His campaign warned Obama's economic manifesto would make things worse.
"Today's announcement ... confirms what Americans already knew: the economy is shrinking," McCain adviser Doug Holtz-Eakin said in a statement. "Barack Obama would accelerate this dangerous course."
But Obama, 47, pounced and said at a rally in Sarasota, Florida that his rival would pursue what he sees as failed Republican economic policies.
"If you want to know where John McCain will drive this economy, just look in the rear-view mirror. Because when it comes to our economic policies, John McCain has been right next to (President) George Bush," he said.
"He's been sitting there in the passenger seat, ready to take over, every step of the way," Obama told more than 13,000 supporters at a sports stadium.
McCain has struggled to compete with Obama on economic policy as polls show the issue remains the overwhelming concern for voters.
In an effort to present himself as a champion of working class voters Thursday, McCain was joined on the trail by Ohio plumber Samuel Wurzelbacher, better known as " Joe the Plumber ."
Wurzelbacher, who has been adopted as McCain's official mascot after quizzing Obama about his tax plan for small businesses, urged supporters to vote for a "real American."
"Get out there and vote, it's very important ... vote for a real American -- John McCain," Wurzelbacher said.
The economy was the dominant theme of Obama's 30-minute infomercial which aired on a string of US television networks Wednesday night, pulling in almost 22 percent of US households, according to figures by Nielsen Ratings.
Obama followed up immediately with a late-night rally with former president Bill Clinton , who is highly popular in swing state Florida, and Obama was spending Thursday sweeping through normally Republican territory.

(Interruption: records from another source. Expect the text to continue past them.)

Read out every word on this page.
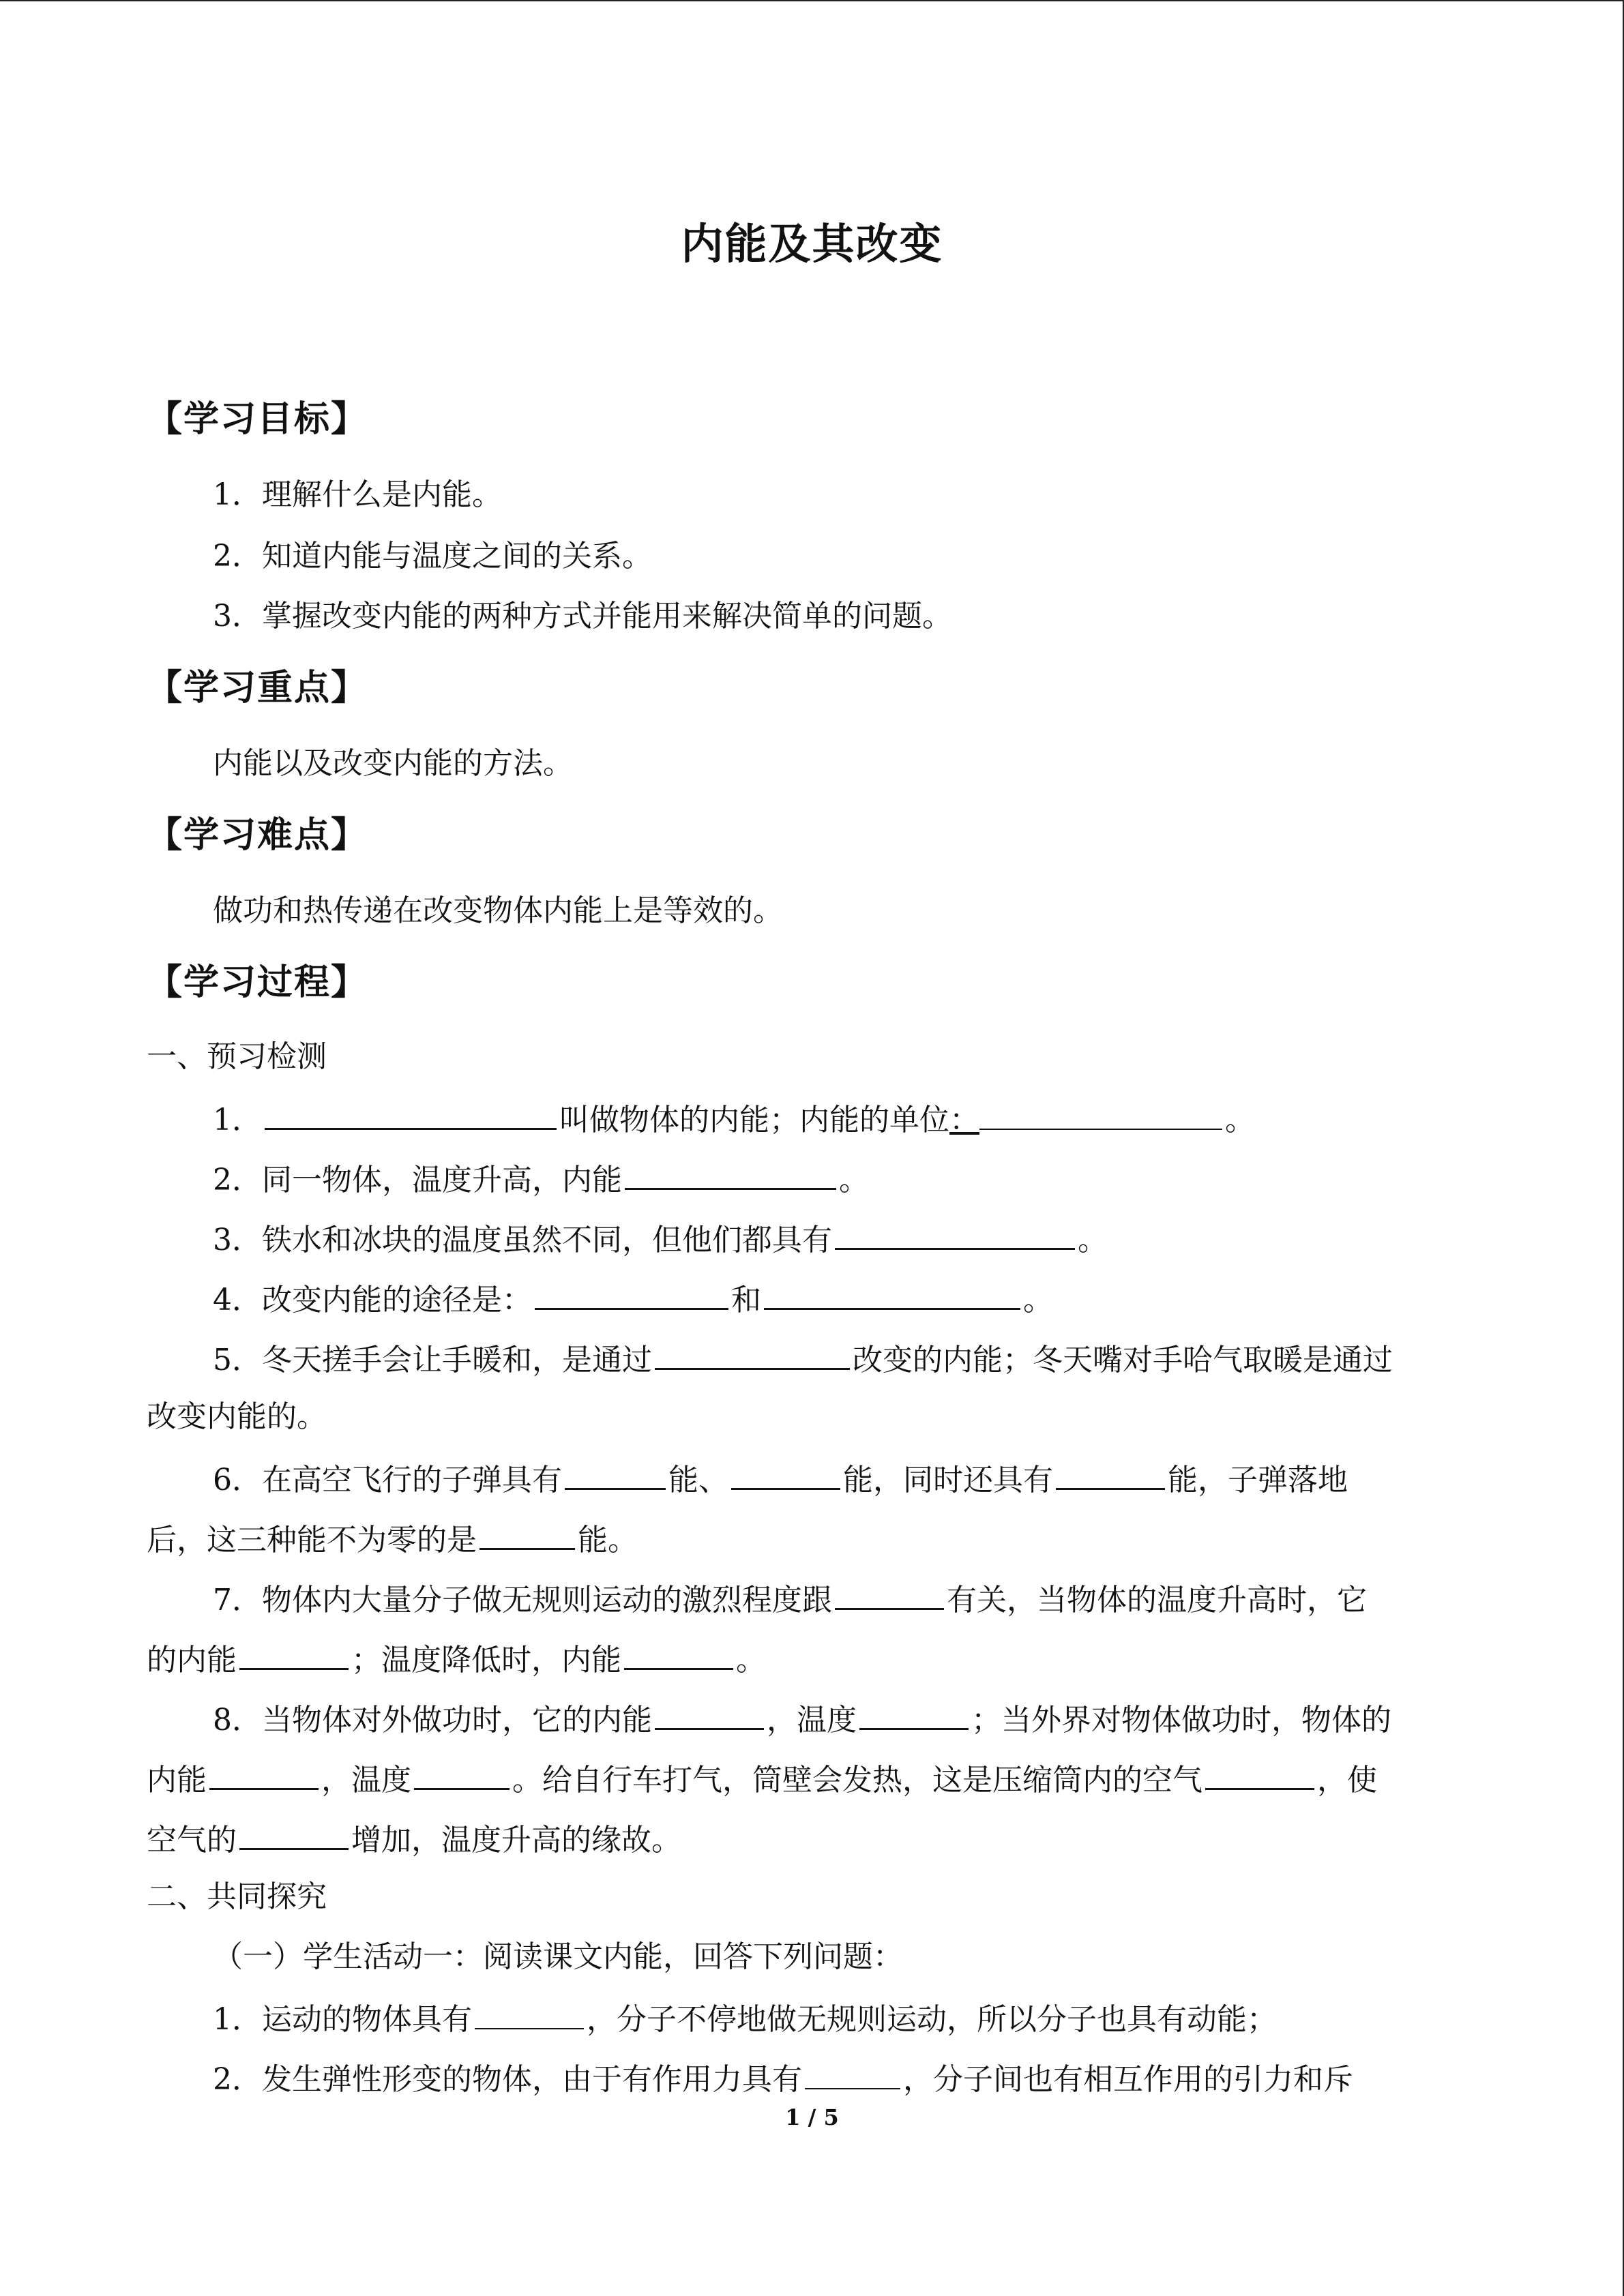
内能及其改变
【学习目标】
1．理解什么是内能。
2．知道内能与温度之间的关系。
3．掌握改变内能的两种方式并能用来解决简单的问题。
【学习重点】
内能以及改变内能的方法。
【学习难点】
做功和热传递在改变物体内能上是等效的。
【学习过程】
一、预习检测
1．	叫做物体的内能；内能的单位：	。
2．同一物体，温度升高，内能	。
3．铁水和冰块的温度虽然不同，但他们都具有	。
4．改变内能的途径是：	和	。
5．冬天搓手会让手暖和，是通过	改变的内能；冬天嘴对手哈气取暖是通过
改变内能的。
6．在高空飞行的子弹具有	能、	能，同时还具有	能，子弹落地
后，这三种能不为零的是	能。
7．物体内大量分子做无规则运动的激烈程度跟	有关，当物体的温度升高时，它
的内能	；温度降低时，内能	。
8．当物体对外做功时，它的内能	，温度	；当外界对物体做功时，物体的
内能	，温度	。给自行车打气，筒壁会发热，这是压缩筒内的空气	，使
空气的	增加，温度升高的缘故。
二、共同探究
（一）学生活动一：阅读课文内能，回答下列问题：
1．运动的物体具有	，分子不停地做无规则运动，所以分子也具有动能；
2．发生弹性形变的物体，由于有作用力具有	，分子间也有相互作用的引力和斥
1 / 5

"The presidential campaign is the greatest job interview in the world. And on Tuesday, you get to make the hire," Clinton said, contrasting the economic prosperity of his own 1990s tenure to the crisis now sweeping the nation.
Latest polls showed Obama with a solid lead nationally, and across the electoral map, and even pushing McCain in his home state of Arizona.
Rasmussen's daily tracking poll Thursday put Obama up five points, 51 to 46 points, reversing a tightening which cut the gap to three points on Wednesday.
Another new survey by Mason-Dixon for MSNBC found that Obama was surprisingly pulling within reach of McCain on his home turf of Arizona, with the Republican leading 48 to 44 percent.
But there was a glimmer of hope for McCain, as the same firm had him only four points back by 47 percent to 43 percent in Pennsylvania, a Democratic state in recent elections he must flip to have a chance of reaching the White House.
Other recent surveys in Pennsylvania though have given Obama a wider lead.
Obama's campaign meanwhile announced that former vice president Al Gore, who many Democrats believed was cheated out of the White House by the 2000 recount debacle in Florida, would campaign in the state for the Illinois senator on Friday.